Bien que cela semble paradoxal, nous communiquons certains de nos messages « les plus forts » sans prononcer un seul mot. Explicitement, la manière dont nous écoutons articule notre attitude. Si nous écoutons attentivement, notre enfant se sentira estimé, aimé et précieux ; à l’opposé, une pauvre écoute peut endommager les relations et l’image de soi.
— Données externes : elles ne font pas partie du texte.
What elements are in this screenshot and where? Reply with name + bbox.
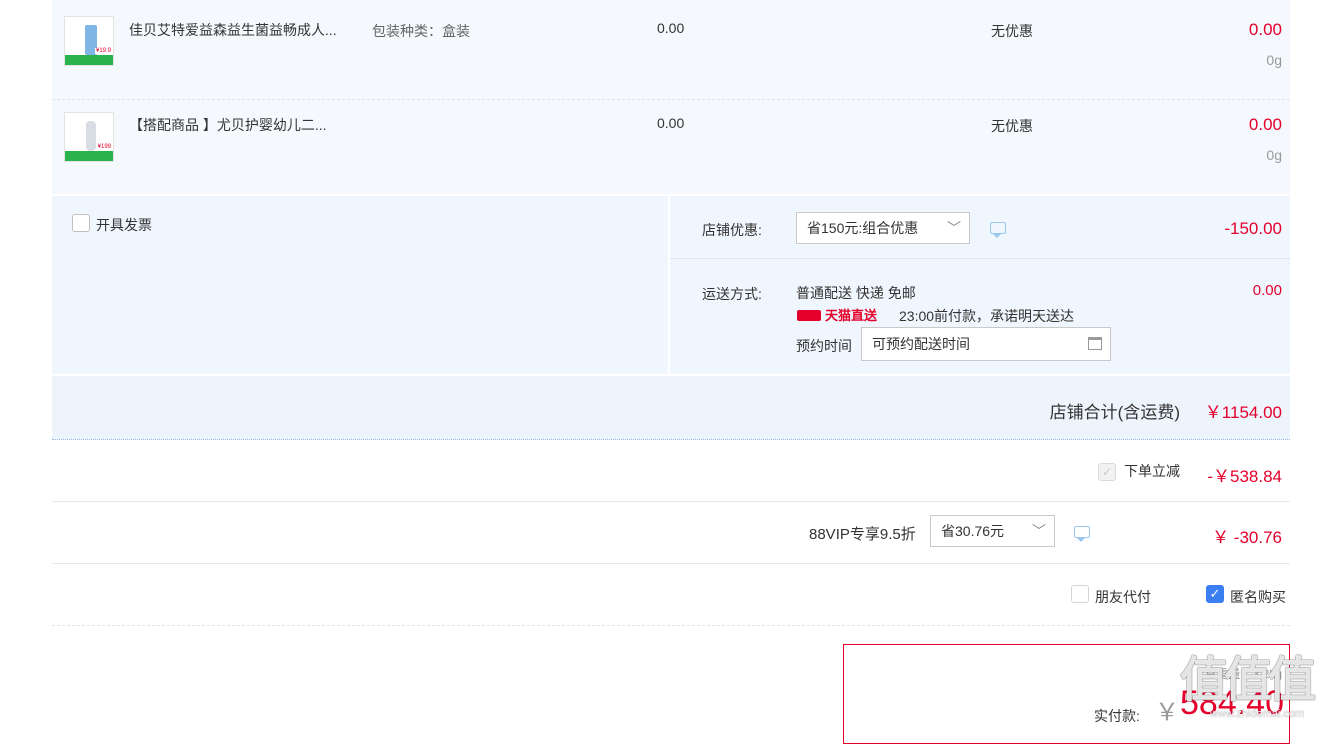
message-icon[interactable] (1074, 526, 1090, 542)
instant-reduction-label: 下单立减 (1124, 463, 1180, 479)
product-thumbnail[interactable]: ¥19.9 (64, 16, 114, 66)
schedule-label: 预约时间 (796, 338, 852, 354)
instant-reduction-amount: -￥538.84 (1207, 467, 1282, 486)
shop-discount-amount: -150.00 (1224, 219, 1282, 238)
actual-pay-currency: ￥ (1155, 699, 1179, 726)
shop-discount-selected: 省150元:组合优惠 (807, 220, 919, 236)
product-image-bottle (86, 121, 96, 151)
tmall-cat-icon (797, 310, 821, 321)
shop-total-amount: ￥1154.00 (1204, 403, 1282, 422)
shop-discount-select[interactable]: 省150元:组合优惠 ﹀ (796, 212, 970, 244)
delivery-promise: 23:00前付款，承诺明天送达 (899, 308, 1075, 324)
thumb-price-tag: ¥19.9 (94, 48, 112, 54)
product-thumbnail[interactable]: ¥199 (64, 112, 114, 162)
friend-pay-checkbox[interactable] (1071, 585, 1089, 603)
site-watermark-url: www.zhidemai.com (1210, 708, 1305, 720)
shipping-label: 运送方式: (702, 286, 762, 302)
friend-pay-label[interactable]: 朋友代付 (1095, 587, 1151, 607)
item-discount: 无优惠 (991, 23, 1033, 39)
thumb-stripe (65, 151, 113, 161)
anonymous-label[interactable]: 匿名购买 (1230, 587, 1286, 607)
calendar-icon[interactable] (1088, 337, 1102, 350)
anonymous-checkbox[interactable]: ✓ (1206, 585, 1224, 603)
tmall-badge-text: 天猫直送 (825, 308, 878, 323)
divider (52, 625, 1290, 626)
product-attribute: 包装种类：盒装 (372, 23, 470, 39)
order-item-row (52, 0, 1290, 100)
item-weight: 0g (1266, 147, 1282, 163)
schedule-time-input[interactable]: 可预约配送时间 (861, 327, 1111, 361)
unit-price: 0.00 (657, 115, 685, 131)
tmall-direct-badge: 天猫直送 (797, 308, 877, 324)
divider (52, 501, 1290, 502)
invoice-checkbox[interactable] (72, 214, 90, 232)
message-icon[interactable] (990, 222, 1006, 238)
actual-pay-label: 实付款: (1094, 708, 1140, 724)
item-discount: 无优惠 (991, 118, 1033, 134)
shop-discount-label: 店铺优惠: (702, 222, 762, 238)
panel-divider (670, 258, 1290, 259)
product-name-link[interactable]: 佳贝艾特爱益森益生菌益畅成人... (129, 20, 359, 40)
unit-price: 0.00 (657, 20, 685, 36)
site-watermark: 值值值 (1180, 654, 1316, 707)
vip-discount-select[interactable]: 省30.76元 ﹀ (930, 515, 1055, 547)
shipping-method: 普通配送 快递 免邮 (796, 285, 916, 301)
invoice-label[interactable]: 开具发票 (96, 215, 152, 235)
schedule-placeholder: 可预约配送时间 (872, 336, 970, 352)
item-subtotal: 0.00 (1248, 115, 1282, 134)
vip-label: 88VIP专享9.5折 (809, 526, 916, 543)
thumb-price-tag: ¥199 (96, 144, 112, 150)
vip-amount: ￥ -30.76 (1212, 528, 1282, 547)
vip-selected: 省30.76元 (941, 523, 1005, 539)
divider (52, 563, 1290, 564)
shop-total-label: 店铺合计(含运费) (1049, 403, 1180, 422)
shipping-fee: 0.00 (1252, 282, 1282, 299)
product-name-link[interactable]: 【搭配商品 】尤贝护婴幼儿二... (129, 115, 359, 135)
item-subtotal: 0.00 (1248, 20, 1282, 39)
chevron-down-icon: ﹀ (947, 220, 961, 236)
item-weight: 0g (1266, 52, 1282, 68)
chevron-down-icon: ﹀ (1032, 523, 1046, 539)
thumb-stripe (65, 55, 113, 65)
instant-reduction-checkbox: ✓ (1098, 463, 1116, 481)
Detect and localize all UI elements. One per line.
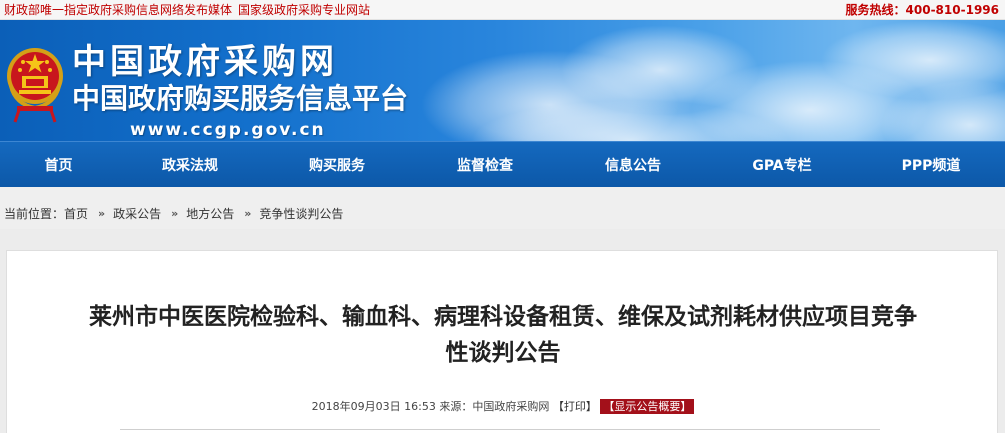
breadcrumb-procurement[interactable]: 政采公告 — [113, 205, 161, 222]
source-name: 中国政府采购网 — [472, 400, 550, 413]
top-info-left: 财政部唯一指定政府采购信息网络发布媒体 国家级政府采购专业网站 — [4, 1, 370, 18]
nav-item-gpa[interactable]: GPA专栏 — [707, 155, 857, 175]
site-title: 中国政府采购网 — [72, 42, 338, 82]
show-summary-button[interactable]: 【显示公告概要】 — [600, 399, 695, 414]
nav-item-supervision[interactable]: 监督检查 — [411, 155, 559, 175]
breadcrumb-current[interactable]: 竞争性谈判公告 — [259, 205, 343, 222]
publish-date: 2018年09月03日 — [311, 400, 401, 413]
article-panel: 莱州市中医医院检验科、输血科、病理科设备租赁、维保及试剂耗材供应项目竞争 性谈判… — [6, 250, 998, 433]
nav-item-purchase-services[interactable]: 购买服务 — [263, 155, 411, 175]
article-title-line1: 莱州市中医医院检验科、输血科、病理科设备租赁、维保及试剂耗材供应项目竞争 — [89, 304, 917, 330]
content-divider — [120, 429, 880, 430]
article-meta: 2018年09月03日 16:53 来源：中国政府采购网 【打印】 【显示公告概… — [7, 398, 999, 414]
breadcrumb-prefix: 当前位置： — [4, 206, 65, 221]
breadcrumb: 当前位置： 首页 » 政采公告 » 地方公告 » 竞争性谈判公告 — [0, 187, 1005, 229]
service-hotline: 服务热线：400-810-1996 — [845, 3, 999, 17]
source-label: 来源： — [439, 400, 473, 413]
site-url: www.ccgp.gov.cn — [130, 120, 326, 140]
print-link[interactable]: 【打印】 — [553, 400, 597, 413]
top-info-bar: 财政部唯一指定政府采购信息网络发布媒体 国家级政府采购专业网站 服务热线：400… — [0, 0, 1005, 20]
breadcrumb-separator: » — [171, 206, 179, 220]
article-title: 莱州市中医医院检验科、输血科、病理科设备租赁、维保及试剂耗材供应项目竞争 性谈判… — [17, 299, 989, 371]
article-title-line2: 性谈判公告 — [445, 340, 561, 366]
breadcrumb-separator: » — [244, 206, 252, 220]
breadcrumb-local[interactable]: 地方公告 — [186, 205, 234, 222]
site-brand[interactable]: 中国政府采购网 中国政府购买服务信息平台 www.ccgp.gov.cn — [72, 42, 408, 140]
site-subtitle: 中国政府购买服务信息平台 — [72, 82, 409, 115]
nav-item-regulations[interactable]: 政采法规 — [117, 155, 263, 175]
header-banner: 中国政府采购网 中国政府购买服务信息平台 www.ccgp.gov.cn — [0, 20, 1005, 141]
nav-item-home[interactable]: 首页 — [0, 155, 117, 175]
national-emblem-icon — [7, 48, 63, 123]
breadcrumb-separator: » — [98, 206, 106, 220]
nav-item-ppp[interactable]: PPP频道 — [857, 155, 1005, 175]
nav-item-announcements[interactable]: 信息公告 — [559, 155, 707, 175]
site-statement: 国家级政府采购专业网站 — [238, 3, 371, 17]
media-statement: 财政部唯一指定政府采购信息网络发布媒体 — [4, 3, 233, 17]
breadcrumb-home[interactable]: 首页 — [64, 205, 88, 222]
main-nav: 首页 政采法规 购买服务 监督检查 信息公告 GPA专栏 PPP频道 — [0, 141, 1005, 187]
publish-time: 16:53 — [404, 400, 436, 413]
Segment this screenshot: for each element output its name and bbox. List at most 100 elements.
Demandez-vous : Ai-je tendance à penser à mes prochaines paroles au lieu d’écouter ? Est-ce que j’interromps, corrige, ou complète souvent la pensée de mon enfant ? Suis-je facilement distrait pendant qu’il me parle ? 

Les habiletés d’une bonne écoute requièrent intention et pratique. D’abord, concentrez-vous ! Bien que ce soit une tendance naturelle de planifier votre prochaine remarque, rappelez-vous de demeurer avec le fil de la pensée de l’interlocuteur. Ensuite, écoutez jusqu’au bout. Disciplinez-vous à laisser votre fils ou votre fille finir de parler, et ensuite discuter au lieu de discourir. Votre enfant se sentira respecté et vous respectera davantage. Cultivez des habiletés d’« écoute active ». Le langage du corps parle également fort : penchez-vous légèrement vers l’interlocuteur et maintenez un bon contact visuel. Faites-en une habitude de refléter en d’autres mots ce qui a été exprimé. Par exemple : « J’ai compris que tu te sens assez responsable pour avoir un chien. » Cette réflexion sert à plusieurs buts : elle suggère que non seulement vous écoutez, mais que vous essayez de comprendre ; elle permet également de corriger immédiatement les malentendus. 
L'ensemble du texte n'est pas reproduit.